So you have some savings socked away (or not, oops), but maybe you're wondering
how it compares to others of your age and income, or maybe you want to know if
you'll be able to retire on that amount of savings. (Twenty-two-year-olds are
allowed to think about retirement savings, right?
:) ) I've done a bit of
reading on the subject (though, notably, I've not read the recent "The Number"
books out there). Below are two formulas I've found for estimating expected
My opinions of these formulas reflect the fact that I'm new employee in the workplace and thus my "expected net worth" calculations are very susceptible to certain assumptions made by the formulas.
A Very Rough Formula
I first came across the notion of "expected" net worth while reading The Millionaire Next Door by Thomas Stanley and William Danko. (The link is an Amazon Affiliate link, FYI -- full disclosure and all that.) In their book, they suggest the following formula to calculate your expected net worth:
expected net worth = (age)(gross income) / 10 - inheritance
(Normal mathematical precedence rules apply.) So they're saying that inheritance doesn't count, for one thing; your expected net worth is how much you have contributed, not how lucky you were that a rich relative liked you and kicked the bucket. Fair enough.
What I dislike about this formula, however, is that it's very wrong for youngins who haven't had a chance to earn much money yet. According to the formula, I should have a net worth of $44k by now. But I've only had 3 summer jobs so far! How in the world does it make sense for any 22-year-old but a college entrepreneur to have had a chance to amass that kind of net worth? Especially considering many college students will have a negative net worth from student loans and/or credit card debt until they hold down their first full-time job.
They don't give an explanation of how they derived this formula, so here is my own interpretation.
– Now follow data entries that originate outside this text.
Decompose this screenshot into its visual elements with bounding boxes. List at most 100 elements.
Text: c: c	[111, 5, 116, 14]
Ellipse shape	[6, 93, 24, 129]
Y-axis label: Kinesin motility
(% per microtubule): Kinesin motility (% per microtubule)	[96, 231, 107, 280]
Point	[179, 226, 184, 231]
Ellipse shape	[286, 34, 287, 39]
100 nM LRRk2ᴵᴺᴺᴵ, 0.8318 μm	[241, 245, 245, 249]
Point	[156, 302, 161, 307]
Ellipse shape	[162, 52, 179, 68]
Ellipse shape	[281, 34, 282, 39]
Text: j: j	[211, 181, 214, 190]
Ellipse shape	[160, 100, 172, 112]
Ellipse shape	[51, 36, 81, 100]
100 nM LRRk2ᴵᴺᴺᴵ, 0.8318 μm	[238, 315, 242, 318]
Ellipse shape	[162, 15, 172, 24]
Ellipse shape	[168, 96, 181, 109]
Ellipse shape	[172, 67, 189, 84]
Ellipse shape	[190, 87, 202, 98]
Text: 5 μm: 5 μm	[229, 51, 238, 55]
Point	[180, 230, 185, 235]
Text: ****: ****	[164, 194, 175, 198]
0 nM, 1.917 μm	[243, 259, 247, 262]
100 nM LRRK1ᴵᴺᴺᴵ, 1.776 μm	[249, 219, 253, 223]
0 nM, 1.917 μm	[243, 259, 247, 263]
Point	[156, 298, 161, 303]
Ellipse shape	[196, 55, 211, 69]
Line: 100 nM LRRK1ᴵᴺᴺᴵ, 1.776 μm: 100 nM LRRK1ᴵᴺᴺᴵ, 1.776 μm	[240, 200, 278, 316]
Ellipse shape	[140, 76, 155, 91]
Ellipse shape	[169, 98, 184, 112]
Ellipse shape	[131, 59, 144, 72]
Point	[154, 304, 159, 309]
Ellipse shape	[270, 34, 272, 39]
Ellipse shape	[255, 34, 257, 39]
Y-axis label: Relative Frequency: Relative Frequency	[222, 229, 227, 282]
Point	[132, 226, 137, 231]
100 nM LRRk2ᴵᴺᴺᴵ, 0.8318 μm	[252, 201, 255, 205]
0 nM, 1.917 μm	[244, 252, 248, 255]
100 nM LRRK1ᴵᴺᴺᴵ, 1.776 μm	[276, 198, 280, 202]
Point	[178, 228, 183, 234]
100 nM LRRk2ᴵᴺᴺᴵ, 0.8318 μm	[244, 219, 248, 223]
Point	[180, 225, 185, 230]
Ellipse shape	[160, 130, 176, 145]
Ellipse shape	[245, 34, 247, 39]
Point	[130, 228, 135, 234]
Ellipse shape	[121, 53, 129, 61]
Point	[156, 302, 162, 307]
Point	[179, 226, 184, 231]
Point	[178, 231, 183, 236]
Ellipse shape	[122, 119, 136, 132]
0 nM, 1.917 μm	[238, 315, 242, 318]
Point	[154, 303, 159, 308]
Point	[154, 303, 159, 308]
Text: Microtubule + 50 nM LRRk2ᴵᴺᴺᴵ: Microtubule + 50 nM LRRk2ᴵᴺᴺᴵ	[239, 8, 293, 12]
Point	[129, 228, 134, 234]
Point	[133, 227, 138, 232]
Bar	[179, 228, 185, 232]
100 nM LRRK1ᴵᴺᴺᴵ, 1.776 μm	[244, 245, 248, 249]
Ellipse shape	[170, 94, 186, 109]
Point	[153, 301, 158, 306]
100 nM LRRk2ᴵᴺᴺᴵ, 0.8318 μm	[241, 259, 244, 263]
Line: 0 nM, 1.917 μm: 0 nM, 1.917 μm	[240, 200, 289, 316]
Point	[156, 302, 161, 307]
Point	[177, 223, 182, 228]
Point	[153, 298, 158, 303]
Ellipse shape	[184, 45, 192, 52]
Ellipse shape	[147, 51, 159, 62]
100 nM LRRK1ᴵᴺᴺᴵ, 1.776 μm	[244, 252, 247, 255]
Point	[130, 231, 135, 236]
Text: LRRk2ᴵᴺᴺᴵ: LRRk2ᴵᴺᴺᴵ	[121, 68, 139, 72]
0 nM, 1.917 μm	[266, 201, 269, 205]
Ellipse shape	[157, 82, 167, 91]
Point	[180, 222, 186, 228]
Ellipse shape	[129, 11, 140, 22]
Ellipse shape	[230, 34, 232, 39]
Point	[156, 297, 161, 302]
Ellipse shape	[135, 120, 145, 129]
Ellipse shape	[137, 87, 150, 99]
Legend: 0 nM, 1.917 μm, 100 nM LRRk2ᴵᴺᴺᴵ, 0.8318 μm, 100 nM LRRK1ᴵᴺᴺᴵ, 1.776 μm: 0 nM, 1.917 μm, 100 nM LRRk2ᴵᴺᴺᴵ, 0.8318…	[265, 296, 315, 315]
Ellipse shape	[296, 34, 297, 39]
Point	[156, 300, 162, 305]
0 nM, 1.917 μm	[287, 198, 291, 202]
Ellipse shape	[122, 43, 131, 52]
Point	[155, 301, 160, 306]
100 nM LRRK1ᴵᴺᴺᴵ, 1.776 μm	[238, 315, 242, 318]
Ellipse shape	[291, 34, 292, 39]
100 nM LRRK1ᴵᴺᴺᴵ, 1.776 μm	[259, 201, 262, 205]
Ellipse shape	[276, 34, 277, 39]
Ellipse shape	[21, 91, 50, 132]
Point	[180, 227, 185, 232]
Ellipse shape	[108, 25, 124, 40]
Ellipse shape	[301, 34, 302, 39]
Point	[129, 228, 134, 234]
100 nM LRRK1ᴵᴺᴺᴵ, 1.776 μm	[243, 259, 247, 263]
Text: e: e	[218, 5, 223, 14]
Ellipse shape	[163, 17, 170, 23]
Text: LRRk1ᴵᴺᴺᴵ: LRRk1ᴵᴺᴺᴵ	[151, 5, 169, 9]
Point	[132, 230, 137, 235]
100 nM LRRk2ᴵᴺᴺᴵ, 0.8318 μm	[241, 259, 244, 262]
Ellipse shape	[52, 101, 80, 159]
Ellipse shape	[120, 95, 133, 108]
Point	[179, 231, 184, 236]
Most personal finance books and blogs advise you to save at least 10% of your gross income. (The more you can put away, and the smaller the percentage of your income your can comfortably live on, the better.) So at 10% savings goal would explain the "(gross income) / 10" term. Multiply that by each year you've been saving, and don't count inherited money in the total. The formula overstates how many years you've worked and it doesn't take into account compound interest. Perhaps Stanley and Danko hoped the over- and underestimates would balance out?
To be fair, the authors do state that they have a super-duper fancy formula they use in their own research, and that this formula is just a quick-and-dirty version. Still, why do they not say "working years" instead of age? If I claim I've worked an entire year at my gross income (which I haven't), I'm suddenly above their "expected" value. If you're more like whatever their typical case is, then perhaps this formula may still give you useful values. (These shortcomings are also discussed on Old Niu's blog.)
A Better Formula
adult years = age - 20
expected net worth = (adult years / 240 + 0.1)(adult years)(gross)
Change the adult years calculation if you started working at an age significantly different from 20. I used the formula as-is, and the number it gives me still seems reasonable. YMMV. This second formula was also presented without an explanation of derivation.
For example, this formula says my net worth should be 0.217 times my annual gross income, or $4.3k. This seems much more reasonable for a 22-year-old to have accomplished. I have no sense of how much an older person with a higher income should be expected to save, so I can't comment on how well this formula or the Stanley and Danko one works for other demographics. (But do check out MSN Money's article for some median figures of different age groups.)
Note that, technically, the Marotta formula isn't meant to show your net worth. It's meant to say how much you should have saved by the time you retire (they assume at 72) in order to live off your savings at your current income level. Think of this number, then, as a minimum expected net worth; you may well have other investments and assets that push your total net worth higher by that age.
Neither of these formulas cope well with people whose income is currently in flux. Obviously, a more advanced analysis would be needed to take each year's individual gross into account. But if you're looking for ballpark figures, plug your age and income in and see what comes out. In any case, the end result will likely be the same: save more, spend less.